ZHD、LINE経営統合
2021.3.2

株式会社AWARDの渡邉です。

ヤフーの親会社であるZホールディングス(ZHD)とLINEが、2021年3月1日付で経営統合しました。キャッシュレス決済など重なる事業部は一本化するものもあり、経営の効率化や研究開発への注力を推し進めていくことになりそうです。

決済の一本化


ZHDとLINEは国内事業が中心でそれぞれ100以上のサービスを手掛けています。そのため、重複している事業分野は見直されていくことになるとのことです。わたしたちにとって身近なサービスとしては、

・PayPay

・LINEペイ

といった2つのQR決済がありますが、この2つの決済サービスは2022年4月に一本化するとのことです。ユーザー数は2つ合わせると7,000万人にも及ぶとのことですので、非常に多くの顧客を抱えるサービスになります。

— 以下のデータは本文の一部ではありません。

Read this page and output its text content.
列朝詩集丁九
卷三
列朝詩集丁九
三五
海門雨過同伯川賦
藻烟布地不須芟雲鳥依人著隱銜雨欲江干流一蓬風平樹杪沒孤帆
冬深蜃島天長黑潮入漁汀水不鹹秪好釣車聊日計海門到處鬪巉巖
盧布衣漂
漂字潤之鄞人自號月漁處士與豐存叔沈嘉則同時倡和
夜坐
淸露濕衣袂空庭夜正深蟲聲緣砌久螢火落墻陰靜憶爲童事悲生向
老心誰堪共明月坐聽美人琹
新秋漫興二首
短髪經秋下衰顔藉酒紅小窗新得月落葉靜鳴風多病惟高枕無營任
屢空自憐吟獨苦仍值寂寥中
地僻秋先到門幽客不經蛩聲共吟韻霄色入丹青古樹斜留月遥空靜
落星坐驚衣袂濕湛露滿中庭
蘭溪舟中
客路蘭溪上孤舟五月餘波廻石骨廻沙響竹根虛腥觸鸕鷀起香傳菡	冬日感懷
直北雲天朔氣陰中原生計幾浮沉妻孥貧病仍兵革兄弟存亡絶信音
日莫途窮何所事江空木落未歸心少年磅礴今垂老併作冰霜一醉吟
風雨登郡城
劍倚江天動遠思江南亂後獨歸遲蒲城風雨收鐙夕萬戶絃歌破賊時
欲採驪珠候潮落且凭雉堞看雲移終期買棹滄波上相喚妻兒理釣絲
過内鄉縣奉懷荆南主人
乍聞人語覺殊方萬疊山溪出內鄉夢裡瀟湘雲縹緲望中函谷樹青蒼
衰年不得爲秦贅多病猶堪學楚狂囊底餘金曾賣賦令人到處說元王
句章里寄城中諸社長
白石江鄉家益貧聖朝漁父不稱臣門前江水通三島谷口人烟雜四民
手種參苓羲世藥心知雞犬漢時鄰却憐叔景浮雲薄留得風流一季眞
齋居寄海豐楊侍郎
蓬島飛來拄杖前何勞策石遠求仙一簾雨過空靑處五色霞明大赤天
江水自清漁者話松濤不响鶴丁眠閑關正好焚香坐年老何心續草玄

ヤフーニュース、LINEニュースなども重なる事業部ではありますが、こちらは当面併存していくとのこと。

統合発表からの株価は?


今回の統合ではLINEがZHDの傘下に入ることになりました。では、ZHDの株価は経営統合の発表からどのように変化したのでしょうか?

経営統合に関して発表があったのは2019年11月のことでした。このときは巨大なこの2社が合併するとのことで、大きな話題になりました。

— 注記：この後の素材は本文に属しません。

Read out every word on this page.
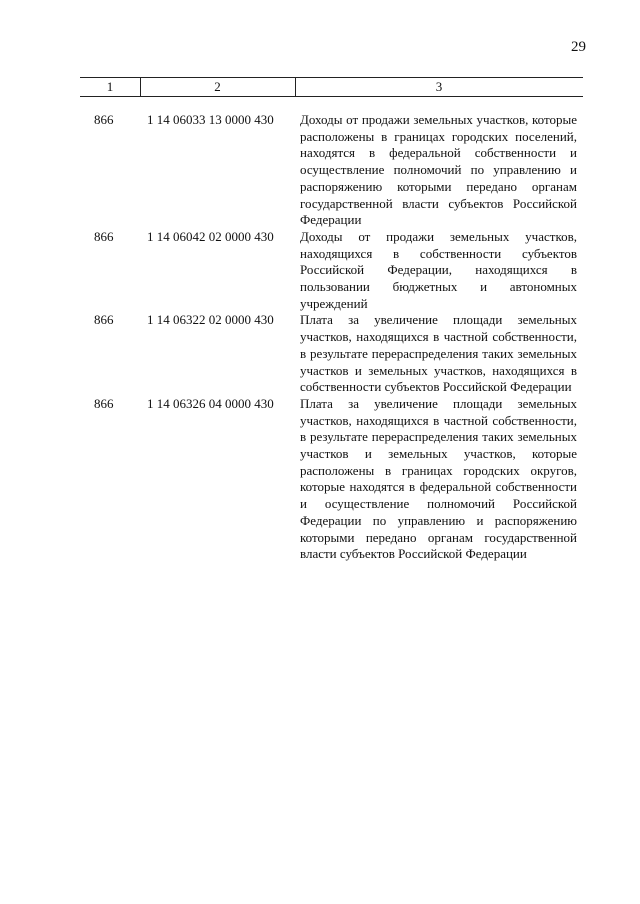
29
1	2	3
866	1 14 06033 13 0000 430 Доходы от продажи земельных участков, которые расположены в границах городских поселений, находятся в федеральной собственности и осуществление полномочий по управлению и распоряжению которыми передано органам государственной власти субъектов Российской Федерации
866	1 14 06042 02 0000 430 Доходы от продажи земельных участков, находящихся в собственности субъектов Российской Федерации, находящихся в пользовании бюджетных и автономных учреждений
866	1 14 06322 02 0000 430 Плата за увеличение площади земельных участков, находящихся в частной собственности, в результате перераспределения таких земельных участков и земельных участков, находящихся в собственности субъектов Российской Федерации
866	1 14 06326 04 0000 430 Плата за увеличение площади земельных участков, находящихся в частной собственности, в результате перераспределения таких земельных участков и земельных участков, которые расположены в границах городских округов, которые находятся в федеральной собственности и осуществление полномочий Российской Федерации по управлению и распоряжению которыми передано органам государственной власти субъектов Российской Федерации
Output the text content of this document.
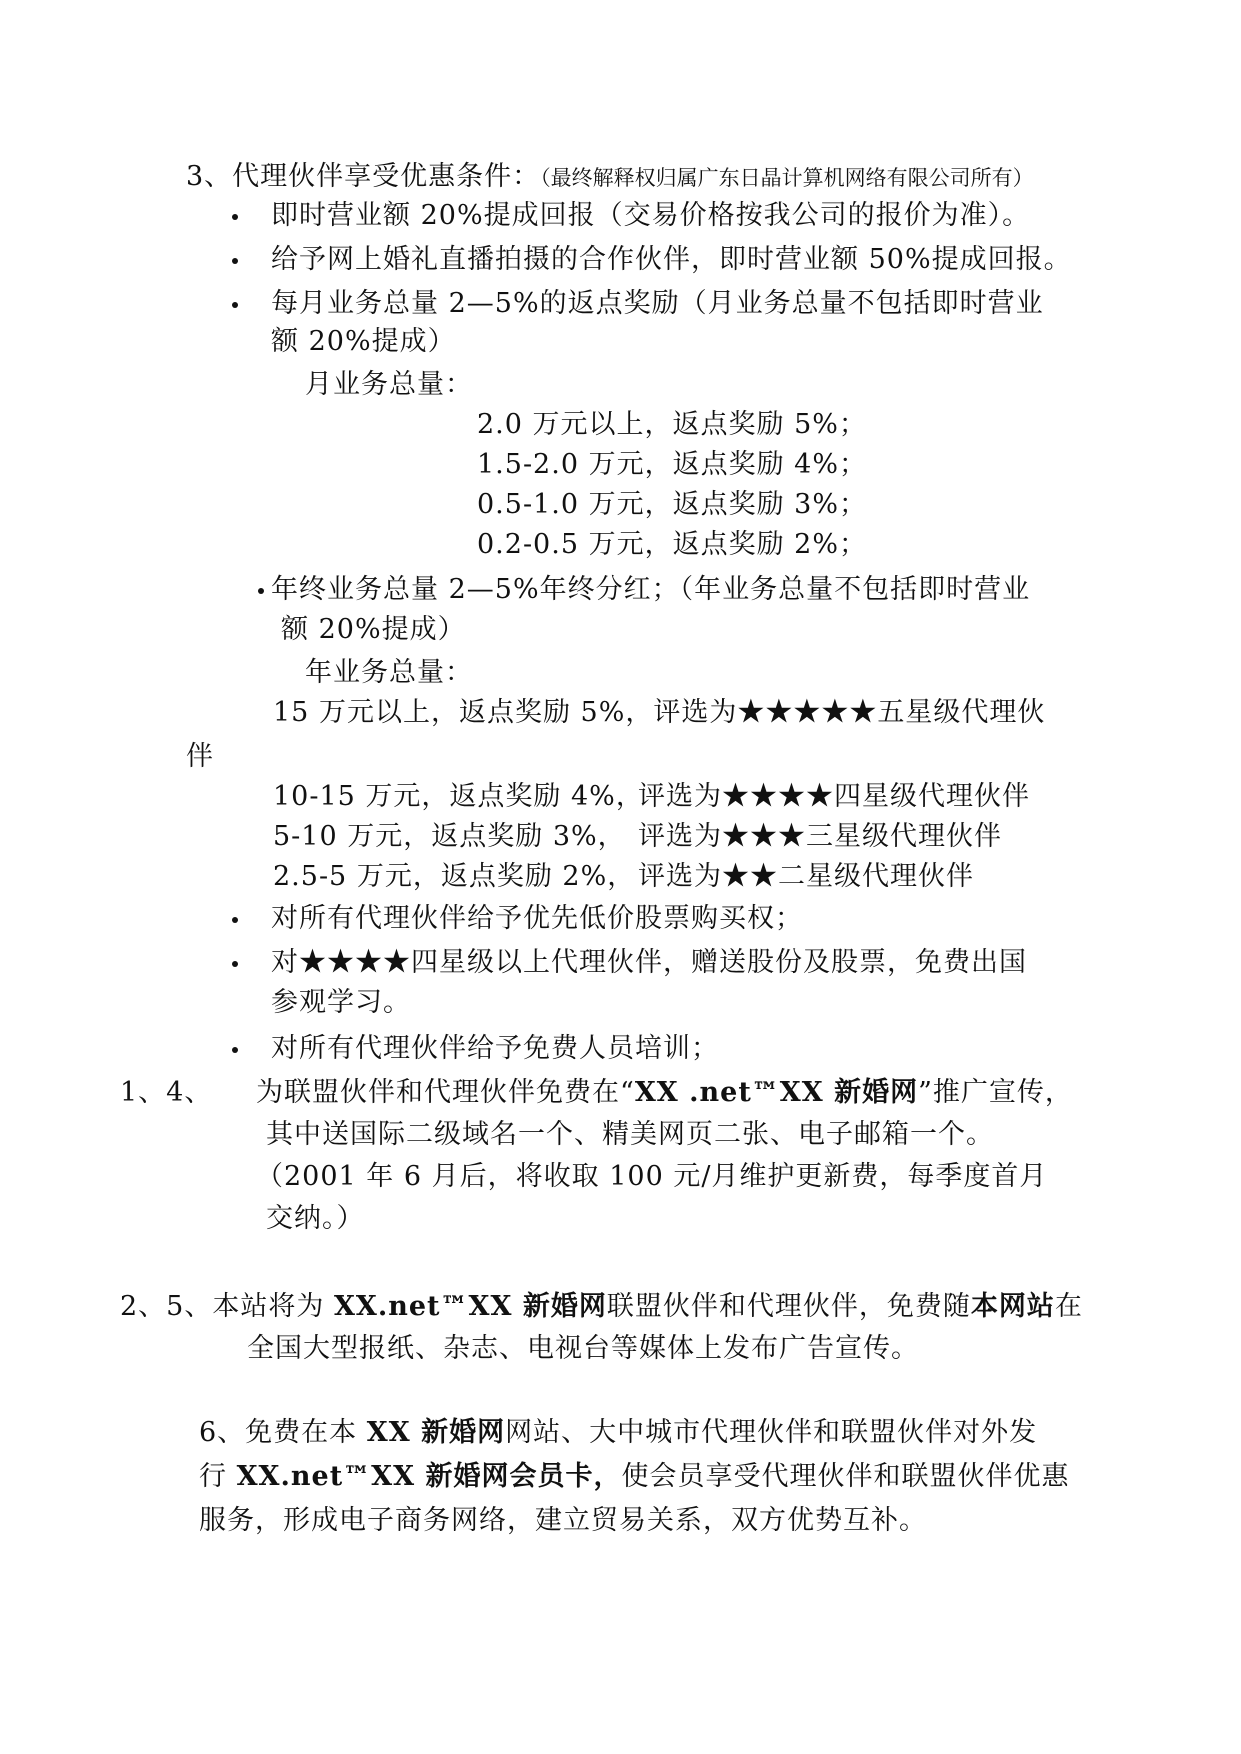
3、代理伙伴享受优惠条件：（最终解释权归属广东日晶计算机网络有限公司所有）
即时营业额 20%提成回报（交易价格按我公司的报价为准）。
给予网上婚礼直播拍摄的合作伙伴，即时营业额 50%提成回报。
每月业务总量 2—5%的返点奖励（月业务总量不包括即时营业
额 20%提成）
月业务总量：
2.0 万元以上，返点奖励 5%；
1.5-2.0 万元，返点奖励 4%；
0.5-1.0 万元，返点奖励 3%；
0.2-0.5 万元，返点奖励 2%；
年终业务总量 2—5%年终分红；（年业务总量不包括即时营业
额 20%提成）
年业务总量：
15 万元以上，返点奖励 5%，评选为★★★★★五星级代理伙
伴
10-15 万元，返点奖励 4%，
评选为★★★★四星级代理伙伴
5-10 万元，返点奖励 3%， 评选为★★★三星级代理伙伴
2.5-5 万元，返点奖励 2%， 评选为★★二星级代理伙伴
对所有代理伙伴给予优先低价股票购买权；
对★★★★四星级以上代理伙伴，赠送股份及股票，免费出国
参观学习。
对所有代理伙伴给予免费人员培训；
1、4、 为联盟伙伴和代理伙伴免费在“XX .net™XX 新婚网”推广宣传，
其中送国际二级域名一个、精美网页二张、电子邮箱一个。
（2001 年 6 月后，将收取 100 元/月维护更新费，每季度首月
交纳。）
2、5、本站将为 XX.net™XX 新婚网联盟伙伴和代理伙伴，免费随本网站在
全国大型报纸、杂志、电视台等媒体上发布广告宣传。
6、免费在本 XX 新婚网网站、大中城市代理伙伴和联盟伙伴对外发
行 XX.net™XX 新婚网会员卡，使会员享受代理伙伴和联盟伙伴优惠
服务，形成电子商务网络，建立贸易关系，双方优势互补。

2019年11月当時のZHD(旧:ヤフー)の安値は329.0円。そして実際に経営統合が完了した2021年3月のZHDの株価は終値で668.5円となっています。経営統合が発表されたときの株価からするとおよそ2倍になっているということですね。約1年4か月での株価の上昇としては非常に速いスピードです。

投資家の期待は大きいと言えるでしょう。

AIで存在感を示せるか?


新生ZHDは「日本・アジアから世界をリードするAIテックカンパニー」を標榜しています。23年度の売上高は2兆円、営業利益は2250億円を目指しているとのことです。

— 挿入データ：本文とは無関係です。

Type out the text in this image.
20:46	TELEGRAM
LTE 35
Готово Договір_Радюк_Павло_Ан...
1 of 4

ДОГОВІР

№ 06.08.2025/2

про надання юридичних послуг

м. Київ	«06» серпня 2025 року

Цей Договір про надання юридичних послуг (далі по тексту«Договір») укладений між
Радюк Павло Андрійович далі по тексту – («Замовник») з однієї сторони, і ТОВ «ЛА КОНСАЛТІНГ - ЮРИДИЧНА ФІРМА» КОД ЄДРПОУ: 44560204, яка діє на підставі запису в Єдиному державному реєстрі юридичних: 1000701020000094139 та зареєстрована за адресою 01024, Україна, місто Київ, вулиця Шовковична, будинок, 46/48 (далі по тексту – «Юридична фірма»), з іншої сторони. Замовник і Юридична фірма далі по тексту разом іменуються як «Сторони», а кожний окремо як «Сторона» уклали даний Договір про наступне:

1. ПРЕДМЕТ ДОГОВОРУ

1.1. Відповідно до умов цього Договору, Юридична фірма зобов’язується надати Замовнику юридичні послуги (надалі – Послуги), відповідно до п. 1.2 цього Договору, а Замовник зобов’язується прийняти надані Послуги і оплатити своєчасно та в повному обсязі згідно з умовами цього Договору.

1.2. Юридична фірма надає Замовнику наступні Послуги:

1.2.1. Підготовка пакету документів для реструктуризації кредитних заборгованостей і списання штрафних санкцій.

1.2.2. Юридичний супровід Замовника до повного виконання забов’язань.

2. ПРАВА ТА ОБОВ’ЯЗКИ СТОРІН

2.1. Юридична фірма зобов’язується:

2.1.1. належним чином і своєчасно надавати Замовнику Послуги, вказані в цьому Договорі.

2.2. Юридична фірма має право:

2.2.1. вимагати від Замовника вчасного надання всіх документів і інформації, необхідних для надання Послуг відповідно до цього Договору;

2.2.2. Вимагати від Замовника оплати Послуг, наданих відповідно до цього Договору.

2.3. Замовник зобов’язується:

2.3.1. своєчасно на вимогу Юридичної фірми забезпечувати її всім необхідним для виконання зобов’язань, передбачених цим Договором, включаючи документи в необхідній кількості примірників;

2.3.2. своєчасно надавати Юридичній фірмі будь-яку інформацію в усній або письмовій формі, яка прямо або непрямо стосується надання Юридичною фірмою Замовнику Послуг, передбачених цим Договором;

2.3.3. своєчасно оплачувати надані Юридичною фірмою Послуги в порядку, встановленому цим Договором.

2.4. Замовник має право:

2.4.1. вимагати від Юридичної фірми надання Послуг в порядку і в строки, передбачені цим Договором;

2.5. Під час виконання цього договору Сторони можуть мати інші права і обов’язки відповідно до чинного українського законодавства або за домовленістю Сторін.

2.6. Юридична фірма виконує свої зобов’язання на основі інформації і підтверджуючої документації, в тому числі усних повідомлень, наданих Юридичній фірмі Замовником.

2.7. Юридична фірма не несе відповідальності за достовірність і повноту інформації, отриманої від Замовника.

しかし、AI・テックの分野では、世界中に超競合がひしめきあっています。例えばGoogleの親会社であるアルファベットを見てみると、昨年3月期での売上高は19兆円ほどになっており、その差は大きく開いています。

今後はZHDとしては親会社であるソフトバンクグループとの連携も進めつつ、世界での存在感を示す道を探っていくことになることでしょう。日本発の企業としてどこまで成長していけるか、今後を引き続き見ていきたいと思います。